- Born: United States
- Occupations: author, nutritionist, weight management expert
- Website: http://www.jjsmithonline.com/

= J. J. Smith (author) =

American author

JJ Smith is an American author of the New York Times Best Selling book 10 Day Green Smoothie Cleanse.

JJ Smith was born in 1970, and she currently lives in Arlington County, Virginia. She graduated from Hampton University with the degree in mathematics, and pursued a career in the IT industry.
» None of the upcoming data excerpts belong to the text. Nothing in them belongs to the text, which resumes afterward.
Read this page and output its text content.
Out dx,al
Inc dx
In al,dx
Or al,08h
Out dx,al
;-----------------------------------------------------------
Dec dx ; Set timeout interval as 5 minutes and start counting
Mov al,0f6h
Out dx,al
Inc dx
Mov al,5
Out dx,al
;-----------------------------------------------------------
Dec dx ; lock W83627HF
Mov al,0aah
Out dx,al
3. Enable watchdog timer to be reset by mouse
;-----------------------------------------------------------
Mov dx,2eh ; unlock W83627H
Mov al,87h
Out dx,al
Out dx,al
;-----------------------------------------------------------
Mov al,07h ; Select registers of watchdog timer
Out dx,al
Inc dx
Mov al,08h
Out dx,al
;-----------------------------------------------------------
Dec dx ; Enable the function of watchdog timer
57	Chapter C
In 2013, while she was recovering from mercury poisoning due to her swallowing one of her silver fillings, [note: swallowing silver fillings cannot cause mercury poisoning as metallic (solid) mercury is non-toxic when consumed according to CDC and poison control research]JJ Smith created a cleanse program for herself. She shared it with friends and family, and received a positive response. She went on to getting certified as a nutritionist and weight management expert. As a result, she decided to create several books, How to Lose Weight Without Dieting or Working Out and 10 Day Green Smoothie Cleanse included, in order to help others detox.

In her book, 10 Day Green Smoothie Cleanse, JJ Smith offers flexible diet plan for a 10-day detox with green smoothies. It became a #1 National Bestseller and USA Today Bestseller, as well as making a New York Times Best Seller list. She has been featured on popular TV Talk Shows, Steve Harvey's show being one of them.